I need to know if they did an autopsy on her son.

To me, she smiles. Then she mouths the words Get out.

And I raise both my hands, spread open toward her, and start backing away.

I just need to make sure every copy of this book is destroyed.

And she says, "Mona, please call the police."

Chapter 6

In crib deaths, it's standard procedure to assure the parents that they've done nothing wrong. Babies do not smother in their blankets. In the Journal of Pediatrics, in a study published in 1945 called "Mechanical Suffocation During Infancy," researchers proved that no baby could smother in bedding. Even the smallest baby, placed facedown on a pillow or mattress, could roll enough to breathe. Even if the child had a slight cold, there's no proof that it's related to the death. There's no proof to link DPT—diphtheria, pertussis, tetanus—inoculations and sudden death. Even if the child had been to the doctor hours before, it still may die.

A cat does not sit on the child and suck out its life.

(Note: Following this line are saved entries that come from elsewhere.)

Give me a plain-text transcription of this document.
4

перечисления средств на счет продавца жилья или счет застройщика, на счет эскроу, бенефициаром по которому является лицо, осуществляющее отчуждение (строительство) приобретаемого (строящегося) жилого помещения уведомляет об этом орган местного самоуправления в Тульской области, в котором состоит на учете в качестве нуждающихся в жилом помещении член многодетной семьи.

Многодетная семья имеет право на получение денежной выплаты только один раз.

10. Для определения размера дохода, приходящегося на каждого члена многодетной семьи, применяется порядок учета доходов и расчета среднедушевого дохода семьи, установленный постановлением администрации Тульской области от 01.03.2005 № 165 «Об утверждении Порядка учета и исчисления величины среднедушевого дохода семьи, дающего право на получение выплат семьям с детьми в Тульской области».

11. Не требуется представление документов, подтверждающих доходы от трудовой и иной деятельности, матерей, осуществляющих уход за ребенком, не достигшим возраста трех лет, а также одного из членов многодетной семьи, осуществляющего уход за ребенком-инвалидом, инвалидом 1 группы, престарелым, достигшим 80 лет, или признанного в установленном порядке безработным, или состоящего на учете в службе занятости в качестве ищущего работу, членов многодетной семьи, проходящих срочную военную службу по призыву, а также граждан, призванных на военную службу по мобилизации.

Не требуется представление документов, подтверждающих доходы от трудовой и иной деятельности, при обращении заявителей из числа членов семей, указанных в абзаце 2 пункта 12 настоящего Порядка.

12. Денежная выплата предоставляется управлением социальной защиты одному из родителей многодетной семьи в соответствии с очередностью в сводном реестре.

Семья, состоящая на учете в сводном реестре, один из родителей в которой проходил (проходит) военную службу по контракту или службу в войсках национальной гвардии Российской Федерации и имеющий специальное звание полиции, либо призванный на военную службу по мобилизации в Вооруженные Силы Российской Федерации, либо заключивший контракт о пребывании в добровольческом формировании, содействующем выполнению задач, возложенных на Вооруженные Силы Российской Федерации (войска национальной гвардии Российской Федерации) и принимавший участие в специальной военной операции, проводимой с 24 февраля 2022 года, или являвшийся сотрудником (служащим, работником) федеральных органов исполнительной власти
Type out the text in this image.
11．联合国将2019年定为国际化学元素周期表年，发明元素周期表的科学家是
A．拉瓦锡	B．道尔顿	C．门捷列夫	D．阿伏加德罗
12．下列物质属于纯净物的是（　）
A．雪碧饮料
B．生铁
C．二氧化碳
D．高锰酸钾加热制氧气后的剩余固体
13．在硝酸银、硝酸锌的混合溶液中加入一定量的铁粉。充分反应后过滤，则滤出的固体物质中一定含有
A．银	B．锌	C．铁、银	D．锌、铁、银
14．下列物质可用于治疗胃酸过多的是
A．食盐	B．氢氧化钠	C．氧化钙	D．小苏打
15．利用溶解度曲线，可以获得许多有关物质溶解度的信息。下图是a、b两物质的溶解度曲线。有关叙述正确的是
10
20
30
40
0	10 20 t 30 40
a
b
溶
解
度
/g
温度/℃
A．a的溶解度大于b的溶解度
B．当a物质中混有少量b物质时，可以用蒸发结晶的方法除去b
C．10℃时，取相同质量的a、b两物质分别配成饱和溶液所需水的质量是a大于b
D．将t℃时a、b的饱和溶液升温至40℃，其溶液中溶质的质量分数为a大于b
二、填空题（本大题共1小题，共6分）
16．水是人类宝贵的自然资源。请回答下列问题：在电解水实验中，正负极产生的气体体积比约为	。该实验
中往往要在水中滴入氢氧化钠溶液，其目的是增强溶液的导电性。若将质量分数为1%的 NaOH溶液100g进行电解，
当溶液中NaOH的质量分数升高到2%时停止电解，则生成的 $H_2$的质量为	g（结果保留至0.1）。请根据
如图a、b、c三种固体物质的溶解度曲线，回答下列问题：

All we know is, we don't know.

Nash, the paramedic, shows me the purple and red bruises on every child, livor mortis, where the oxygenated hemoglobin settles to the lowest part of the body. The bloody froth leaking from the nose and mouth is what the medical examiner calls purge fluids, a natural part of decomposition. People desperate for an answer will look at livor mortis, at purge fluids, even at diaper rash, and assume child abuse.